After affine normalization, the task becomes a coordinate geometry statement in the unit square. The essential difficulty is translating the area condition into an algebraic identity that forces equality of opposite parameters.

Proof Architecture

First, the parallelogram is mapped to the unit square using an affine transformation, preserving all relevant properties.

Second, coordinates of the four boundary points are introduced as $E(a,0)$, $F(1,b)$, $G(c,1)$, $H(0,d)$.

Third, the area of quadrilateral $EFGH$ is computed using the shoelace formula, producing an expression in $a,b,c,d$.

Fourth, the condition that this area equals $1/2$ is converted into an equation involving $(a-c)(b-d)$.

Fifth, this equation is analyzed to show that it forces $a=c$ or $b=d$.

The most delicate step is the algebraic reduction of the area condition and the exclusion of the second algebraic case using boundedness of parameters.

Solution

An affine transformation reduces the parallelogram to a unit square without changing parallelism or the ratio of areas.
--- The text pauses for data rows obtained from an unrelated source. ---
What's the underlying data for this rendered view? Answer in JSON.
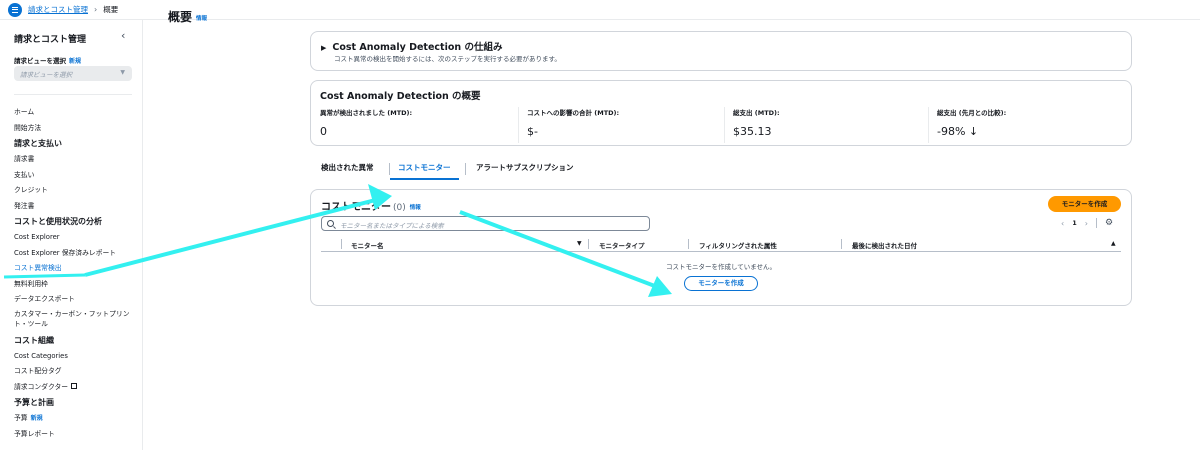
{
  "breadcrumb": {
    "parent": "請求とコスト管理",
    "current": "概要"
  },
  "sidebar": {
    "title": "請求とコスト管理",
    "view_label": "請求ビューを選択",
    "new_badge": "新規",
    "view_placeholder": "請求ビューを選択",
    "items": [
      {
        "label": "ホーム",
        "type": "item"
      },
      {
        "label": "開始方法",
        "type": "item"
      },
      {
        "label": "請求と支払い",
        "type": "head"
      },
      {
        "label": "請求書",
        "type": "item"
      },
      {
        "label": "支払い",
        "type": "item"
      },
      {
        "label": "クレジット",
        "type": "item"
      },
      {
        "label": "発注書",
        "type": "item"
      },
      {
        "label": "コストと使用状況の分析",
        "type": "head"
      },
      {
        "label": "Cost Explorer",
        "type": "item"
      },
      {
        "label": "Cost Explorer 保存済みレポート",
        "type": "item"
      },
      {
        "label": "コスト異常検出",
        "type": "active"
      },
      {
        "label": "無料利用枠",
        "type": "item"
      },
      {
        "label": "データエクスポート",
        "type": "item"
      },
      {
        "label": "カスタマー・カーボン・フットプリント・ツール",
        "type": "twoline"
      },
      {
        "label": "コスト組織",
        "type": "head"
      },
      {
        "label": "Cost Categories",
        "type": "item"
      },
      {
        "label": "コスト配分タグ",
        "type": "item"
      },
      {
        "label": "請求コンダクター",
        "type": "external"
      },
      {
        "label": "予算と計画",
        "type": "head"
      },
      {
        "label": "予算",
        "type": "new"
      },
      {
        "label": "予算レポート",
        "type": "item"
      }
    ]
  },
  "page": {
    "title": "概要",
    "info": "情報"
  },
  "how_it_works": {
    "title": "Cost Anomaly Detection の仕組み",
    "subtitle": "コスト異常の検出を開始するには、次のステップを実行する必要があります。"
  },
  "overview": {
    "title": "Cost Anomaly Detection の概要",
    "metrics": [
      {
        "label": "異常が検出されました (MTD):",
        "value": "0"
      },
      {
        "label": "コストへの影響の合計 (MTD):",
        "value": "$-"
      },
      {
        "label": "総支出 (MTD):",
        "value": "$35.13"
      },
      {
        "label": "総支出 (先月との比較):",
        "value": "-98% ↓"
      }
    ]
  },
  "tabs": [
    {
      "label": "検出された異常"
    },
    {
      "label": "コストモニター"
    },
    {
      "label": "アラートサブスクリプション"
    }
  ],
  "monitors": {
    "title": "コストモニター",
    "count": "(0)",
    "info": "情報",
    "create_label": "モニターを作成",
    "search_placeholder": "モニター名またはタイプによる検索",
    "page": "1",
    "columns": [
      "モニター名",
      "モニタータイプ",
      "フィルタリングされた属性",
      "最後に検出された日付"
    ],
    "empty_text": "コストモニターを作成していません。",
    "empty_button": "モニターを作成"
  },
  "colors": {
    "accent": "#0972d3",
    "primary_button": "#ff9900",
    "annotation_arrow": "#33f0f0"
  }
}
Hence it suffices to consider the square with vertices $A(0,0)$, $B(1,0)$, $C(1,1)$, $D(0,1)$.

Let $E(a,0)\in AB$, $F(1,b)\in BC$, $G(c,1)\in CD$, $H(0,d)\in DA$, where $a,b,c,d\in[0,1]$.
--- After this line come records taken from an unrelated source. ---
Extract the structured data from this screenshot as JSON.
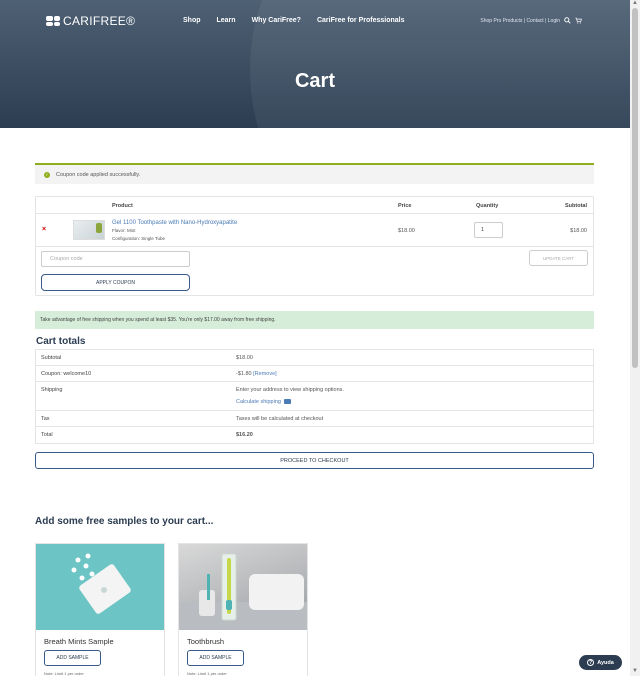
{
  "brand": {
    "logo_text": "CARIFREE®"
  },
  "nav": {
    "items": [
      {
        "label": "Shop"
      },
      {
        "label": "Learn"
      },
      {
        "label": "Why CariFree?"
      },
      {
        "label": "CariFree for Professionals"
      }
    ]
  },
  "utility": {
    "text": "Shop Pro Products | Contact | Login"
  },
  "page": {
    "title": "Cart"
  },
  "notice": {
    "message": "Coupon code applied successfully."
  },
  "cart": {
    "headers": {
      "product": "Product",
      "price": "Price",
      "quantity": "Quantity",
      "subtotal": "Subtotal"
    },
    "items": [
      {
        "name": "Gel 1100 Toothpaste with Nano-Hydroxyapatite",
        "flavor": "Flavor: Mint",
        "configuration": "Configuration: Single Tube",
        "price": "$18.00",
        "quantity": "1",
        "subtotal": "$18.00"
      }
    ],
    "coupon_placeholder": "Coupon code",
    "apply_label": "APPLY COUPON",
    "update_label": "UPDATE CART"
  },
  "shipping_note": "Take advantage of free shipping when you spend at least $35. You're only $17.00 away from free shipping.",
  "totals": {
    "title": "Cart totals",
    "subtotal_label": "Subtotal",
    "subtotal_value": "$18.00",
    "coupon_label": "Coupon: welcome10",
    "coupon_value": "-$1.80",
    "coupon_remove": "[Remove]",
    "shipping_label": "Shipping",
    "shipping_value": "Enter your address to view shipping options.",
    "shipping_link": "Calculate shipping",
    "tax_label": "Tax",
    "tax_value": "Taxes will be calculated at checkout",
    "total_label": "Total",
    "total_value": "$16.20"
  },
  "checkout": {
    "label": "PROCEED TO CHECKOUT"
  },
  "samples": {
    "title": "Add some free samples to your cart...",
    "items": [
      {
        "name": "Breath Mints Sample",
        "button": "ADD SAMPLE",
        "note": "Note: Limit 1 per order"
      },
      {
        "name": "Toothbrush",
        "button": "ADD SAMPLE",
        "note": "Note: Limit 1 per order"
      }
    ]
  },
  "help": {
    "label": "Ayuda"
  },
  "colors": {
    "header": "#2c3d52",
    "accent_green": "#8fae1b",
    "link": "#4b7bb5",
    "notice_green": "#d6edd9"
  }
}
A diagonal of $EFGH$ is parallel to a side of the square if and only if it is horizontal or vertical. The vector $EG=(c-a,1)$ is never horizontal, so it is parallel to a side exactly when it is vertical, which is equivalent to $c-a=0$, hence $a=c$. The vector $FH=(-1,d-b)$ is never vertical, so it is parallel to a side exactly when it is horizontal, which is equivalent to $d-b=0$, hence $b=d$. It remains to prove $a=c$ or $b=d$.

The area of $EFGH$ is computed by the shoelace formula in the cyclic order $E,F,G,H$:

$$S_1 = a b + 1 + c d,$$

$$S_2 = 0\cdot 1 + b c + 1\cdot 0 + d a = bc + ad.$$

Hence the area is

$$[EFGH] = \frac12 |S_1 - S_2| = \frac12 |1 + ab + cd - bc - ad|.$$

The condition $[EFGH]=\frac12$ implies

$$|1 + ab + cd - bc - ad| = 1.$$

Let

$$T = 1 + ab + cd - bc - ad.$$

Then $|T|=1$, so either $T=1$ or $T=-1$.

If $T=1$, then

$$ab + cd - bc - ad = 0.$$

Grouping terms gives

$$a(b-d) + c(d-b) = (a-c)(b-d) = 0,$$

so $a=c$ or $b=d$.

If $T=-1$, then

$$1 + ab + cd - bc - ad = -1,$$

$$ab + cd - bc - ad = -2.$$

The left-hand side equals $(a-c)(b-d)$, hence

$$(a-c)(b-d) = -2.$$

Since $a,c,b,d\in[0,1]$, each factor lies in $[-1,1]$, so their product lies in $[-1,1]$, contradicting $(a-c)(b-d)=-2$. Hence this case is impossible.

Therefore $a=c$ or $b=d$, which implies that $EG$ or $FH$ is parallel to a side of the square, and thus to a side of the original parallelogram.

This completes the proof. ∎

Verification of Key Steps

The affine reduction preserves the condition because affine maps preserve collinearity, parallelism, and ratios of areas, so the equality of areas is preserved up to a constant factor that cancels when comparing to half the total area.

In the shoelace computation, each vertex contributes exactly one product of the form $x_i y_{i+1}$ and one of the form $y_i x_{i+1}$ in cyclic order, and all zero terms arise from boundary coordinates lying on axes, leaving only the four nonzero contributions recorded.

The identity $ab + cd - bc - ad = (a-c)(b-d)$ follows by direct expansion, and the contradiction in the second case relies only on the fact that $a-c$ and $b-d$ each lie in $[-1,1]$, so their product cannot equal $-2$.

Alternative Approaches

A synthetic approach avoids coordinates by interpreting the area condition as a linear dependence relation between oriented subareas obtained by projecting the quadrilateral onto directions parallel to the sides of the parallelogram. This leads to the same algebraic constraint implicitly through signed area decomposition. The coordinate method is preferable because it reduces the condition to a single explicit equation whose factorization immediately forces the required degeneracy.